The best way to defend against this growing trend is with a layered strategy, where there are several recent, clean versions of the data available to revert to. And the best way to do it is by regularly validating data from these versions. But the task of regularly scanning and updating the information becomes harder when security teams have to interact with many different systems. As a result, backup environments are not tended to as closely as they should.
A unified platform lets security teams be active participants in the architecture of the data protection landscape. During a cyber event, they’re able to provide the necessary guidance on forensics and data validation. And ultimately, it’s the only way to truly deploy a “defense-in-layers” approach to protecting key digital assets.
Better Intelligence, Better Security
With more operations managed through a single digital foundation, data recovery operations are centralized from a single pane of glass. With a holistic view of the security posture, companies become more confident in their ability to bounce back from IT incidents.
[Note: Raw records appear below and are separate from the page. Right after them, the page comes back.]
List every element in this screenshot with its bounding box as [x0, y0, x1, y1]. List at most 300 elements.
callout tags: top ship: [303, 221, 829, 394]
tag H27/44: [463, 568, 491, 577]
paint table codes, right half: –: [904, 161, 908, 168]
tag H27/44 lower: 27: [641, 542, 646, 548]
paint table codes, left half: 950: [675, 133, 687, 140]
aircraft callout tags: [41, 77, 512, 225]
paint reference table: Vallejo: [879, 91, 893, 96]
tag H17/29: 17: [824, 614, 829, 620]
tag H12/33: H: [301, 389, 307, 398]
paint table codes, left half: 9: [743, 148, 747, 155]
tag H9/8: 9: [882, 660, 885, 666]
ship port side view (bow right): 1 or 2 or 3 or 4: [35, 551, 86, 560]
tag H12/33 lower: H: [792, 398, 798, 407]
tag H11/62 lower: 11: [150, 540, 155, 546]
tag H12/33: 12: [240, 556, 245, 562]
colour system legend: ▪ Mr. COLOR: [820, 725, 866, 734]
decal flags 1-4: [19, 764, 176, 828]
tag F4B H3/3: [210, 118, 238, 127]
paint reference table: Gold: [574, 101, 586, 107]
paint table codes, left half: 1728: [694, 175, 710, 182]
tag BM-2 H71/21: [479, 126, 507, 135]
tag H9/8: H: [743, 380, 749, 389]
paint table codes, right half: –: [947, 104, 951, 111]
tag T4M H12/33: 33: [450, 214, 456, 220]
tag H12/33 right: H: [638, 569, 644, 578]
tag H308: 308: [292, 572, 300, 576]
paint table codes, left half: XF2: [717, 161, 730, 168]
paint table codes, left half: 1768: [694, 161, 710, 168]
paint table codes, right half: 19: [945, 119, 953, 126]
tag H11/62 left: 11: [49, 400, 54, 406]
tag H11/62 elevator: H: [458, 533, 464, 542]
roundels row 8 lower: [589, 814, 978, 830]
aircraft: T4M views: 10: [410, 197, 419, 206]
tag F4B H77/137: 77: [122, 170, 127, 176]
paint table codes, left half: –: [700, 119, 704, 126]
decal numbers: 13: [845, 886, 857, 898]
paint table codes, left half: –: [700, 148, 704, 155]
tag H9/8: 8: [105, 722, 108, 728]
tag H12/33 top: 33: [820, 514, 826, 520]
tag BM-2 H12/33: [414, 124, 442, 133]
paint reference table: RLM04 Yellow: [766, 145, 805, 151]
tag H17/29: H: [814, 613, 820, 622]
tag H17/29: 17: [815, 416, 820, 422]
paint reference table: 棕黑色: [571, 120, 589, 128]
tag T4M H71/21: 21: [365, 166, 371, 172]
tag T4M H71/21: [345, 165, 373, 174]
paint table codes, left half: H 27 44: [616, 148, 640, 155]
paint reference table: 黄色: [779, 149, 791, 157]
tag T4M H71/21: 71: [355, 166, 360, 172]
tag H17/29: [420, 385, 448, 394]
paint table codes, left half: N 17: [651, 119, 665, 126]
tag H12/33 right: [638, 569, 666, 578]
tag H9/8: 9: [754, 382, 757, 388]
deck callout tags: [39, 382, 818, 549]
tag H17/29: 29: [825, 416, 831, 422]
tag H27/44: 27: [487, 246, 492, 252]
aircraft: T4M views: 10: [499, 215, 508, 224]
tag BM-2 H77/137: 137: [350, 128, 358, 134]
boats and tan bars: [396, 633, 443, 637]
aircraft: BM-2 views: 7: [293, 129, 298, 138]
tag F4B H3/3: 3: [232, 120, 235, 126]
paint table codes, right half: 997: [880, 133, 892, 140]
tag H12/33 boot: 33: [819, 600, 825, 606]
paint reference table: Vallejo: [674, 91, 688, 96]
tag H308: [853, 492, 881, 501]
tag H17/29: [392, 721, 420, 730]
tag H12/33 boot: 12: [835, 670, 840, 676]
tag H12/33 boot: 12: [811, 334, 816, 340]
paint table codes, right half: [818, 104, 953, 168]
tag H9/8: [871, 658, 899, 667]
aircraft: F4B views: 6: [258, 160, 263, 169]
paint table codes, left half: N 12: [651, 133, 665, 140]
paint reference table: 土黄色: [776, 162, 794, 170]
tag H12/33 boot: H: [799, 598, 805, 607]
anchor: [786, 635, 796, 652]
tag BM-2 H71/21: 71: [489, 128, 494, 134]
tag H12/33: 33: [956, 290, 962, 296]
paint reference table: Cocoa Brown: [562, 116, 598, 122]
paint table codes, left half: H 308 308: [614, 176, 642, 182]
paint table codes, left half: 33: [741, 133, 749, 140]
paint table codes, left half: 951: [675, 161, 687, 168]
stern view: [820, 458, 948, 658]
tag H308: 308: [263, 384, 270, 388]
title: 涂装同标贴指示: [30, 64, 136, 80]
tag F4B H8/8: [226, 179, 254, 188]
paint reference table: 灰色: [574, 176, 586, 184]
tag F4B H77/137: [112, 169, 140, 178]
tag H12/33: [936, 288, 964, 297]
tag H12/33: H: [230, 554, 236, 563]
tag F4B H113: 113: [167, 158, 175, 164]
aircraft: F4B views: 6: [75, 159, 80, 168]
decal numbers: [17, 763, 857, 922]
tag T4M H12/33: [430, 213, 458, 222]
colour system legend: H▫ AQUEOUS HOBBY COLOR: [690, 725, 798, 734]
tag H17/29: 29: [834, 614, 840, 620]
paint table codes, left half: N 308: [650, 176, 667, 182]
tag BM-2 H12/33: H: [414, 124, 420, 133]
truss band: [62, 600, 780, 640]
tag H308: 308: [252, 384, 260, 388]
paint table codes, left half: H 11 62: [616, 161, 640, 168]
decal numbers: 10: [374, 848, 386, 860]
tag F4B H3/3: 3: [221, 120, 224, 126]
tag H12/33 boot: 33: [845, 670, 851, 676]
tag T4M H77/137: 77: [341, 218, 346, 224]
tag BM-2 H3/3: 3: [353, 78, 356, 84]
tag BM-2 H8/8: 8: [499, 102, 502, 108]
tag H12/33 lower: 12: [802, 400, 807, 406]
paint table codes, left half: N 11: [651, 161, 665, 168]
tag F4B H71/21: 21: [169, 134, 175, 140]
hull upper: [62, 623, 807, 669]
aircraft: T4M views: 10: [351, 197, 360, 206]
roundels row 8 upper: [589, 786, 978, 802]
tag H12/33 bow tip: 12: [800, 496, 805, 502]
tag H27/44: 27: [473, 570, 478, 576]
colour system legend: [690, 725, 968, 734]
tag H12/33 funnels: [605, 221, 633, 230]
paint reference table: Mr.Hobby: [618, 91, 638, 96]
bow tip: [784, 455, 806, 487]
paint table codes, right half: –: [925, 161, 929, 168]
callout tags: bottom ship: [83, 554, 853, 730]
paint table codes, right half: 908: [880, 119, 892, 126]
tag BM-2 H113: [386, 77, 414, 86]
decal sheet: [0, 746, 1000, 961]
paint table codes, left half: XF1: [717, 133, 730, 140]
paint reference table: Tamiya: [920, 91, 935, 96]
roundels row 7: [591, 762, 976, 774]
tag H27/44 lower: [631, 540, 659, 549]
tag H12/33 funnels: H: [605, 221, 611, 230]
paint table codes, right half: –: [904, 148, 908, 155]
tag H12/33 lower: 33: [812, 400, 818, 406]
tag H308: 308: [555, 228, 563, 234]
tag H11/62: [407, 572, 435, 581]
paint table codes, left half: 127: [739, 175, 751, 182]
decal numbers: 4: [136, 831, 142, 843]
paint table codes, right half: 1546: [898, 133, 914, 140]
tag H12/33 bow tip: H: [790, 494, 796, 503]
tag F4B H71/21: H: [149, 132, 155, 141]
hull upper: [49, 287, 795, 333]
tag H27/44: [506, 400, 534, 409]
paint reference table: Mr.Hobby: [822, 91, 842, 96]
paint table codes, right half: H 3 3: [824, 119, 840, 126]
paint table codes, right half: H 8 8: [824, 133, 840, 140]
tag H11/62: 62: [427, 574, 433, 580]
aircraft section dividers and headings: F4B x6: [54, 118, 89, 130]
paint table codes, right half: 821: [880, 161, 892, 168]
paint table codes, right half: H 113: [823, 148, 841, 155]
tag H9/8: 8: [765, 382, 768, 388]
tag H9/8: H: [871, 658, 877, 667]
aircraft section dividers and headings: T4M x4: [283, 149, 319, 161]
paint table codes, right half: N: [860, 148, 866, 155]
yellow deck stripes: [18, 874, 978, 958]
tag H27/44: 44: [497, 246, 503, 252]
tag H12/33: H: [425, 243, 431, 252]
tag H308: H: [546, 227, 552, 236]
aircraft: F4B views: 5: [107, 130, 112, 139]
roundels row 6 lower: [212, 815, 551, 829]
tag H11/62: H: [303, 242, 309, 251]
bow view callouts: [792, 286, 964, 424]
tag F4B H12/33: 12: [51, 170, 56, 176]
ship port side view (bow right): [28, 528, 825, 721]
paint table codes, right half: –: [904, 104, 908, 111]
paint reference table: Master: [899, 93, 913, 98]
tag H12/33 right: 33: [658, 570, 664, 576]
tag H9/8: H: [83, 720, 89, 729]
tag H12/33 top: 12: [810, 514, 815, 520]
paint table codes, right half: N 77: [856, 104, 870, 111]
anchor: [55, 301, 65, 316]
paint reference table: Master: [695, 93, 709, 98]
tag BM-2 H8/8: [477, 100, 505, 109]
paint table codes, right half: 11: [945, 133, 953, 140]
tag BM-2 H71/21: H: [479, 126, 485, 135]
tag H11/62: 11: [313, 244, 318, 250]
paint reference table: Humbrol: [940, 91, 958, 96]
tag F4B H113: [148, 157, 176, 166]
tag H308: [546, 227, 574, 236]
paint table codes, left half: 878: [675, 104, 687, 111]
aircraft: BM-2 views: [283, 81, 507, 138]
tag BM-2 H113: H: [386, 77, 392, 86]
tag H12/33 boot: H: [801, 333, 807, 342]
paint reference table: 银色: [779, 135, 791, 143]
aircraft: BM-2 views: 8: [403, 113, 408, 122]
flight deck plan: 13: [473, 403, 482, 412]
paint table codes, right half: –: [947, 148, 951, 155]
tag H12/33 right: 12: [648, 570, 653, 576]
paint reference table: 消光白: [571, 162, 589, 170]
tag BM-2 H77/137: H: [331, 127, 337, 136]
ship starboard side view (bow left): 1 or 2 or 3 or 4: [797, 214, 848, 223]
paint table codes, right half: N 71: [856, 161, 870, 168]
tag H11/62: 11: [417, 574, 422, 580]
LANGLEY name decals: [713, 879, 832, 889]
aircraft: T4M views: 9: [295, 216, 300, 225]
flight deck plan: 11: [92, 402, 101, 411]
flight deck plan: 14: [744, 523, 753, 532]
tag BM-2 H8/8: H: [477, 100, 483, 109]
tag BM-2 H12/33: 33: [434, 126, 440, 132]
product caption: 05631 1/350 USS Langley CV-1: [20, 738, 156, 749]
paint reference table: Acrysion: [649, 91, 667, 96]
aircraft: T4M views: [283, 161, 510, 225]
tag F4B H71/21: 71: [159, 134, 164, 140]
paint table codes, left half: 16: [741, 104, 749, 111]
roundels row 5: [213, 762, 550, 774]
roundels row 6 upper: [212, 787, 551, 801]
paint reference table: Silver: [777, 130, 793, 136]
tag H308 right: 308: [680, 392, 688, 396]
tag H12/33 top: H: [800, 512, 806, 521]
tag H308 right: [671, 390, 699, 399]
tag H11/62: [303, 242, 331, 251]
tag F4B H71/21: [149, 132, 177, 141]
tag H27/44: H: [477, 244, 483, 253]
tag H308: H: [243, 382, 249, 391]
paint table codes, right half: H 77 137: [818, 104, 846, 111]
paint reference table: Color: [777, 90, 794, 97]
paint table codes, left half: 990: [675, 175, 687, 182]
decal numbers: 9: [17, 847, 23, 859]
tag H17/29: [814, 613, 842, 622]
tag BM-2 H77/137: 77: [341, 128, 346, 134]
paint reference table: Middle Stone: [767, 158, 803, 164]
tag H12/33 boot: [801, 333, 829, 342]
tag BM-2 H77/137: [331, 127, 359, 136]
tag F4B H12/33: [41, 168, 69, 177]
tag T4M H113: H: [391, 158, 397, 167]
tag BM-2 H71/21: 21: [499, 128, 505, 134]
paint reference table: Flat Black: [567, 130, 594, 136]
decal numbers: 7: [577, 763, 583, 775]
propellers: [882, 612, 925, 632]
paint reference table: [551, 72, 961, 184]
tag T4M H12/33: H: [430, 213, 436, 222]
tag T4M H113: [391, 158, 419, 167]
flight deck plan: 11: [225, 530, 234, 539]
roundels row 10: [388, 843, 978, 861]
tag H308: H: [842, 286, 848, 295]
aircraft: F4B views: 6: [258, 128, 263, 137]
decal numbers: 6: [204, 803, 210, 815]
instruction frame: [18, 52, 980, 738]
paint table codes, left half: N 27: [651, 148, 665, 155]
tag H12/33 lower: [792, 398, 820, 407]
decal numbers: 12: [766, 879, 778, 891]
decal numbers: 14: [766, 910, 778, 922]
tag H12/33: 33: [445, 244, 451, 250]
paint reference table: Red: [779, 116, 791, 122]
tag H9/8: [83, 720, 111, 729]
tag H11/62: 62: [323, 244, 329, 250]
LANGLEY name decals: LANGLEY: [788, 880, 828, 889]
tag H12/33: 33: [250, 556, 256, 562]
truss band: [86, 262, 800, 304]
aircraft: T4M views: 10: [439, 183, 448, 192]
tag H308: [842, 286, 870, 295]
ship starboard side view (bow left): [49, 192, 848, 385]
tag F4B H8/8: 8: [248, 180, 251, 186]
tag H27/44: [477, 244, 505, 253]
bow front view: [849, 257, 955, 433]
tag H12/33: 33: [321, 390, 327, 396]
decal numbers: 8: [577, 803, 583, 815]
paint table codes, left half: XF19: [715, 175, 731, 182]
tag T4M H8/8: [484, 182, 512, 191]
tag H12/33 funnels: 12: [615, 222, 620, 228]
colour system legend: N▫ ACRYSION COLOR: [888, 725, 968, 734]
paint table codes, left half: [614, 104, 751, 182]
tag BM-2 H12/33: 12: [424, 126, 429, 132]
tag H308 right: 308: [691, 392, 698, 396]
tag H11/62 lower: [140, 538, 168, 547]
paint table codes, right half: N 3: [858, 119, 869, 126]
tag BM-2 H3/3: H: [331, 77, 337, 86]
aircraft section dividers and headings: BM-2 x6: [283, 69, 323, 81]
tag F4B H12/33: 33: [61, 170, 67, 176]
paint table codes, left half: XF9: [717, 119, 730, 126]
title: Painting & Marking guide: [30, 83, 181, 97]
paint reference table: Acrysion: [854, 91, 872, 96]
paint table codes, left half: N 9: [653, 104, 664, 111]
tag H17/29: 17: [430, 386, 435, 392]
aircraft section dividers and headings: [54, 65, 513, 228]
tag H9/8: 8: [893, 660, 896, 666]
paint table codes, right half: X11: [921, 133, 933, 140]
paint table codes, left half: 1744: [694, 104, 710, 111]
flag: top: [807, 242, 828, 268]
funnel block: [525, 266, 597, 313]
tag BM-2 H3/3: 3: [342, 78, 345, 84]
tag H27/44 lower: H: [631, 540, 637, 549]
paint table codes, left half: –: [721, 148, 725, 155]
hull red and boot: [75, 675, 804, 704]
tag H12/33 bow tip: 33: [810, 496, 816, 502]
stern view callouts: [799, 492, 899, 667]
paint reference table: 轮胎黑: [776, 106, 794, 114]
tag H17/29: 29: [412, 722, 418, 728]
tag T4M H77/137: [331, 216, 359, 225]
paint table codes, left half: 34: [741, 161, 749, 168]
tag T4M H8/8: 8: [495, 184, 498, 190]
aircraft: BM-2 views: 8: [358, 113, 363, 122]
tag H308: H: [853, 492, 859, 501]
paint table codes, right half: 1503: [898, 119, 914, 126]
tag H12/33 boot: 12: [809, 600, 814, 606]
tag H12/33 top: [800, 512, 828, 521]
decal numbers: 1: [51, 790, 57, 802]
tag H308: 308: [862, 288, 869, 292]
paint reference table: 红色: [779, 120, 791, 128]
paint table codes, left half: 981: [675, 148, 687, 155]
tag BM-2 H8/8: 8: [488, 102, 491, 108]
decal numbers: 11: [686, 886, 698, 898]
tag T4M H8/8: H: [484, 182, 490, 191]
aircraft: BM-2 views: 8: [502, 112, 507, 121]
The holistic view makes it easier to extract accurate insights about the state of operations. And when combined with feeds from the other platforms managing other aspects of security, the data yields a higher level of intelligence and context that’s key to a more agile response to threats.
For example, a recovery platform might integrate with the SIM or SOAR system – two common cybersecurity solutions. When various types of security software are linked, organizations are able to cross-reference alerts and anomalies to better delineate between real signals and white noise, helping them triage efficiently. Only platform solutions that help distinguish raw data from actionable information can improve an organization’s security posture and maturity.
Increasingly, companies are experiencing first-hand the drawbacks of a digital-centric world. When systems are down for extended periods, the financial and reputational damage can be staggering, not to mention the impact on supply chain businesses as well.
Adopting a platform mindset helps ensure that recovery becomes a key component of the cybersecurity strategy. In the end, a prepared organization is a resilient one.